Sejarah Bagansiapiapi: Kota Kecil di Riau yang Pernah Menggetarkan Dunia
BUALBUAL.com - Bagansiapiapi, Riau – Pernahkah Anda membayangkan sebuah kota kecil di pesisir Sumatera, yang pada masanya disebut-sebut sebagai penghasil ikan terbesar kedua di dunia setelah Bergen, Norwegia? Kota itu adalah Bagansiapiapi, dahulu dikenal dengan nama Bagan Api-Api—permata tersembunyi di tepian Sungai Rokan yang menyimpan sejarah luar biasa.
Dari Bagan Api-Api ke Bagansiapiapi
Nama “Bagan Api-Api” bukan sekadar sebutan. Dahulu, para pelaut dan pedagang yang datang menyaksikan banyaknya cahaya dari pelabuhan yang ramai dan sibuk, hingga menyerupai kilatan api-api dari kejauhan. Seiring waktu dan pengaruh kolonial Belanda, nama itu berubah menjadi Bagansiapiapi—yang kini justru lebih dikenal secara nasional dan internasional.
Dalam catatan perjalanan peneliti Belanda J.A. Van Rijn van Alkemade pada tahun 1884, kota ini sudah menjadi titik penting di jalur air strategis yang menghubungkan wilayah pesisir timur Sumatera. Ia menghabiskan 22 hari menjelajahi wilayah dari Bengkalis hingga Rokan Hulu, termasuk berhenti di Bagan Api-Api—menggambarkan suasana ramai dan potensi perikanan yang luar biasa kala itu.
Saat Bagansiapiapi Bersinar di Peta Dunia
Tahun 1920-an hingga 1930-an adalah masa keemasan Bagansiapiapi. Menurut arsip surat kabar De Indische Mercuur (1928), kota ini memiliki fasilitas setara kota besar: pengolahan air bersih, pembangkit listrik, bahkan pemadam kebakaran. Tak heran, Belanda menjuluki Bagansiapiapi sebagai “Ville Lumière” alias Kota Cahaya—sebuah predikat yang sama dengan yang disematkan pada Paris.

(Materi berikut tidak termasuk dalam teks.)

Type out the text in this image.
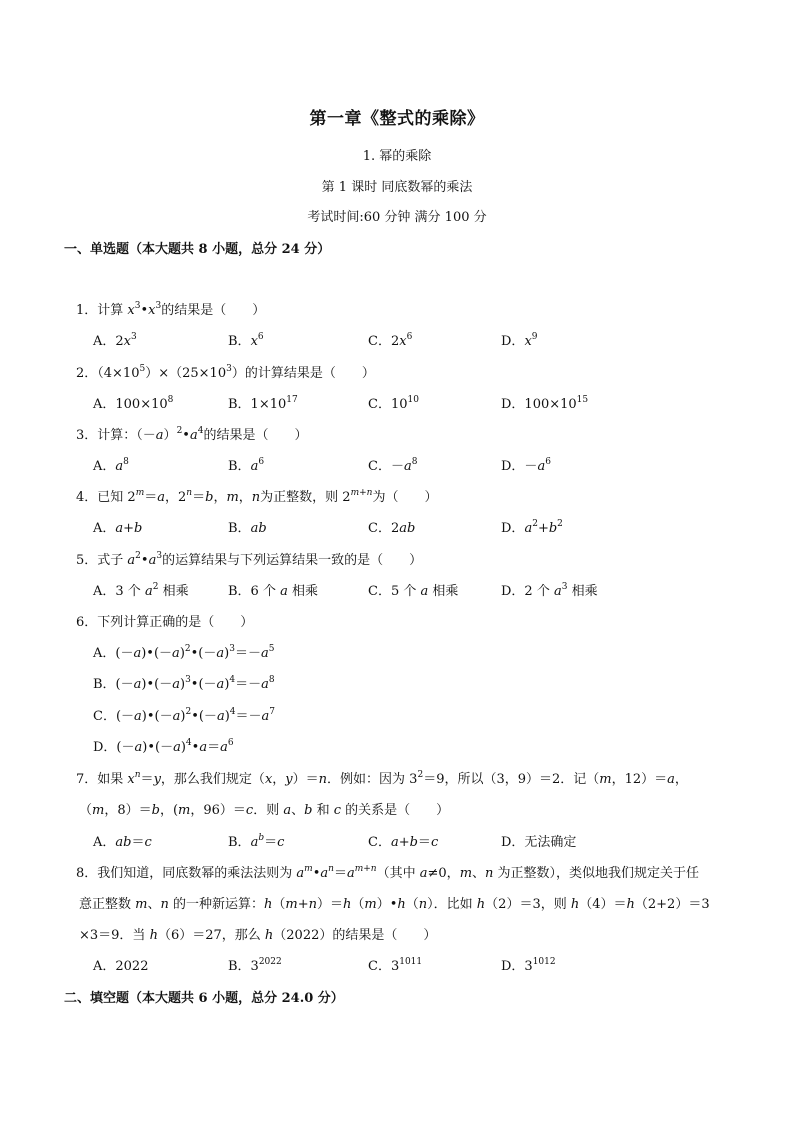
第一章《整式的乘除》
1. 幂的乘除
第 1 课时 同底数幂的乘法
考试时间:60 分钟 满分 100 分
一、单选题（本大题共 8 小题，总分 24 分）
1．计算 $x^3•x^3$的结果是（　　）
A．$2x^3$	B．$x^6$	C．$2x^6$	D．$x^9$
2．$(4\times 10^5)\times(25\times 10^3)$的计算结果是（　　）
A．$100\times 10^8$	B．$1\times 10^{17}$	C．$10^{10}$	D．$100\times 10^{15}$
3．计算：$(-a)^2•a^4$的结果是（　　）
A．$a^8$	B．$a^6$	C．$-a^8$	D．$-a^6$
4．已知 $2^m=a$，$2^n=b$，m，n为正整数，则 $2^{m+n}$为（　　）
A．a+b	B．ab	C．2ab	D．$a^2+b^2$
5．式子 $a^2•a^3$的运算结果与下列运算结果一致的是（　　）
A．3 个 $a^2$ 相乘	B．6 个 a 相乘	C．5 个 a 相乘	D．2 个 $a^3$ 相乘
6．下列计算正确的是（　　）
A．$(-a)•(-a)^2•(-a)^3=-a^5$
B．$(-a)•(-a)^3•(-a)^4=-a^8$
C．$(-a)•(-a)^2•(-a)^4=-a^7$
D．$(-a)•(-a)^4•a=a^6$
7．如果 $x^n=y$，那么我们规定（x，y）＝n．例如：因为 $3^2=9$，所以（3，9）＝2．记（m，12）＝a，
（m，8）＝b，(m，96）＝c．则 a、b 和 c 的关系是（　　）
A．ab＝c	B．$a^b=c$	C．a+b＝c	D．无法确定
8．我们知道，同底数幂的乘法法则为 $a^m•a^n=a^{m+n}$（其中 a≠0，m、n 为正整数），类似地我们规定关于任
意正整数 m、n 的一种新运算：h（m+n）＝h（m）•h（n）．比如 h（2）＝3，则 h（4）＝h（2+2）＝3
×3＝9．当 h（6）＝27，那么 h（2022）的结果是（　　）
A．2022	B．$3^{2022}$	C．$3^{1011}$	D．$3^{1012}$
二、填空题（本大题共 6 小题，总分 24.0 分）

Tapi bukan hanya infrastrukturnya yang membuat dunia tercengang. Industri perikanan di Bagansiapiapi merajai pasar internasional. Ratusan kapal nelayan kembali ke pelabuhan setiap hari membawa hasil laut yang melimpah. Ikan-ikan hasil tangkapan langsung diproses dan diekspor ke berbagai negara.
Tak hanya itu, galangan kapal Bagansiapiapi juga sempat menyuplai kapal kayu hingga ke Sri Lanka, India, bahkan Amerika Serikat. Sebuah prestasi luar biasa dari kota kecil di Riau.

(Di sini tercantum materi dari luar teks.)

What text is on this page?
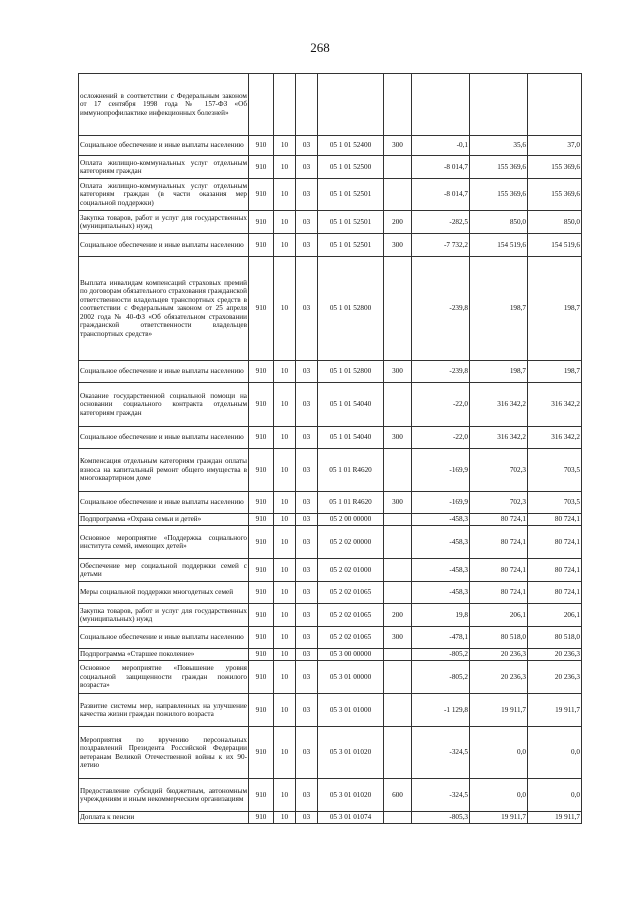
268
осложнений в соответствии с Федеральным законом от 17 сентября 1998 года № 157-ФЗ «Об иммунопрофилактике инфекционных болезней»								
Социальное обеспечение и иные выплаты населению	910	10	03	05 1 01 52400	300	-0,1	35,6	37,0
Оплата жилищно-коммунальных услуг отдельным категориям граждан	910	10	03	05 1 01 52500		-8 014,7	155 369,6	155 369,6
Оплата жилищно-коммунальных услуг отдельным категориям граждан (в части оказания мер социальной поддержки)	910	10	03	05 1 01 52501		-8 014,7	155 369,6	155 369,6
Закупка товаров, работ и услуг для государственных (муниципальных) нужд	910	10	03	05 1 01 52501	200	-282,5	850,0	850,0
Социальное обеспечение и иные выплаты населению	910	10	03	05 1 01 52501	300	-7 732,2	154 519,6	154 519,6
Выплата инвалидам компенсаций страховых премий по договорам обязательного страхования гражданской ответственности владельцев транспортных средств в соответствии с Федеральным законом от 25 апреля 2002 года № 40-ФЗ «Об обязательном страховании гражданской ответственности владельцев транспортных средств»	910	10	03	05 1 01 52800		-239,8	198,7	198,7
Социальное обеспечение и иные выплаты населению	910	10	03	05 1 01 52800	300	-239,8	198,7	198,7
Оказание государственной социальной помощи на основании социального контракта отдельным категориям граждан	910	10	03	05 1 01 54040		-22,0	316 342,2	316 342,2
Социальное обеспечение и иные выплаты населению	910	10	03	05 1 01 54040	300	-22,0	316 342,2	316 342,2
Компенсация отдельным категориям граждан оплаты взноса на капитальный ремонт общего имущества в многоквартирном доме	910	10	03	05 1 01 R4620		-169,9	702,3	703,5
Социальное обеспечение и иные выплаты населению	910	10	03	05 1 01 R4620	300	-169,9	702,3	703,5
Подпрограмма «Охрана семьи и детей»	910	10	03	05 2 00 00000		-458,3	80 724,1	80 724,1
Основное мероприятие «Поддержка социального института семей, имеющих детей»	910	10	03	05 2 02 00000		-458,3	80 724,1	80 724,1
Обеспечение мер социальной поддержки семей с детьми	910	10	03	05 2 02 01000		-458,3	80 724,1	80 724,1
Меры социальной поддержки многодетных семей	910	10	03	05 2 02 01065		-458,3	80 724,1	80 724,1
Закупка товаров, работ и услуг для государственных (муниципальных) нужд	910	10	03	05 2 02 01065	200	19,8	206,1	206,1
Социальное обеспечение и иные выплаты населению	910	10	03	05 2 02 01065	300	-478,1	80 518,0	80 518,0
Подпрограмма «Старшее поколение»	910	10	03	05 3 00 00000		-805,2	20 236,3	20 236,3
Основное мероприятие «Повышение уровня социальной защищенности граждан пожилого возраста»	910	10	03	05 3 01 00000		-805,2	20 236,3	20 236,3
Развитие системы мер, направленных на улучшение качества жизни граждан пожилого возраста	910	10	03	05 3 01 01000		-1 129,8	19 911,7	19 911,7
Мероприятия по вручению персональных поздравлений Президента Российской Федерации ветеранам Великой Отечественной войны к их 90-летию	910	10	03	05 3 01 01020		-324,5	0,0	0,0
Предоставление субсидий бюджетным, автономным учреждениям и иным некоммерческим организациям	910	10	03	05 3 01 01020	600	-324,5	0,0	0,0
Доплата к пенсии	910	10	03	05 3 01 01074		-805,3	19 911,7	19 911,7
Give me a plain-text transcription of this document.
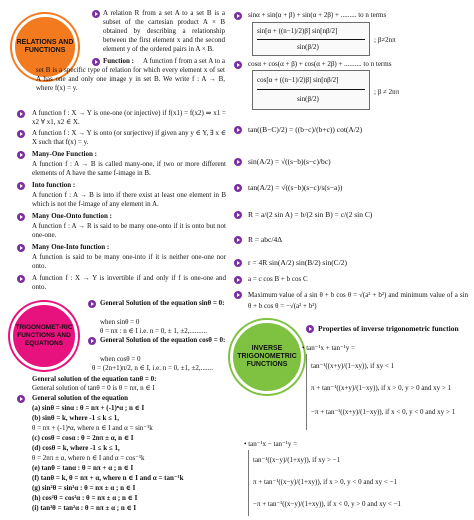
RELATIONS AND FUNCTIONS
A relation R from a set A to a set B is a subset of the cartesian product A × B obtained by describing a relationship between the first element x and the second element y of the ordered pairs in A × B.
Function :	A function f from a set A to a set B is a specific type of relation for which every element x of set A has one and only one image y in set B. We write f : A → B, where f(x) = y.
A function f : X → Y is one-one (or injective) if f(x1) = f(x2) ⇒ x1 = x2 ∀ x1, x2 ∈ X.
A function f : X → Y is onto (or surjective) if given any y ∈ Y, ∃ x ∈ X such that f(x) = y.
Many-One Function :
A function f : A → B is called many-one, if two or more different elements of A have the same f-image in B.
Into function :
A function f : A → B is into if there exist at least one element in B which is not the f-image of any element in A.
Many One-Onto function :
A function f : A → R is said to be many one-onto if it is onto but not one-one.
Many One-Into function :
A function is said to be many one-into if it is neither one-one nor onto.
A function f : X → Y is invertible if and only if f is one-one and onto.
TRIGONOMET-RIC FUNCTIONS AND EQUATIONS
General Solution of the equation sinθ = 0:
when sinθ = 0
θ = nπ : n ∈ I i.e. n = 0, ± 1, ±2,..........
General Solution of the equation cosθ = 0:
when cosθ = 0
θ = (2n+1)π/2, n ∈ I, i.e. n = 0, ±1, ±2,.......
General solution of the equation tanθ = 0:
General solution of tanθ = 0 is θ = nπ, n ∈ I
General solution of the equation
(a) sinθ = sinα : θ = nπ + (-1)ⁿα ; n ∈ I
(b) sinθ = k, where -1 ≤ k ≤ 1,
θ = nπ + (-1)ⁿα, where n ∈ I and α = sin⁻¹k
(c) cosθ = cosα : θ = 2nπ ± α, n ∈ I
(d) cosθ = k, where -1 ≤ k ≤ 1,
θ = 2nπ ± α, where n ∈ I and α = cos⁻¹k
(e) tanθ = tanα : θ = nπ + α ; n ∈ I
(f) tanθ = k, θ = nπ + α, where n ∈ I and α = tan⁻¹k
(g) sin²θ = sin²α : θ = nπ ± α ; n ∈ I
(h) cos²θ = cos²α : θ = nπ ± α ; n ∈ I
(i) tan²θ = tan²α : θ = nπ ± α ; n ∈ I
sinα + sin(α + β) + sin(α + 2β) + ......... to n terms
sin[α + ((n−1)/2)β] sin[nβ/2]
sin(β/2)
; β≠2nπ
cosα + cos(α + β) + cos(α + 2β) + .......... to n terms
cos[α + ((n−1)/2)β] sin[nβ/2]
sin(β/2)
; β ≠ 2nπ
tan((B−C)/2) = ((b−c)/(b+c)) cot(A/2)
sin(A/2) = √((s−b)(s−c)/bc)
tan(A/2) = √((s−b)(s−c)/s(s−a))
R = a/(2 sin A) = b/(2 sin B) = c/(2 sin C)
R = abc/4Δ
r = 4R sin(A/2) sin(B/2) sin(C/2)
a = c cos B + b cos C
Maximum value of a sin θ + b cos θ = √(a² + b²) and minimum value of a sin θ + b cos θ = −√(a² + b²)
INVERSE TRIGONOMETRIC FUNCTIONS
Properties of inverse trigonometric function
• tan⁻¹x + tan⁻¹y =
tan⁻¹((x+y)/(1−xy)), if xy < 1
π + tan⁻¹((x+y)/(1−xy)), if x > 0, y > 0 and xy > 1
−π + tan⁻¹((x+y)/(1−xy)), if x < 0, y < 0 and xy > 1
• tan⁻¹x − tan⁻¹y =
tan⁻¹((x−y)/(1+xy)), if xy > −1
π + tan⁻¹((x−y)/(1+xy)), if x > 0, y < 0 and xy < −1
−π + tan⁻¹((x−y)/(1+xy)), if x < 0, y > 0 and xy < −1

Bakar Tongkang: Warisan yang Tak Pernah Padam
Jika ada satu tradisi yang terus menghidupkan denyut kota ini hingga kini, itu adalah Festival Bakar Tongkang. Ritual masyarakat Tionghoa ini bukan hanya soal membakar replika kapal, tapi simbol dari keberanian untuk tidak kembali—semangat merantau dan membangun hidup baru di tanah yang mereka anggap rumah.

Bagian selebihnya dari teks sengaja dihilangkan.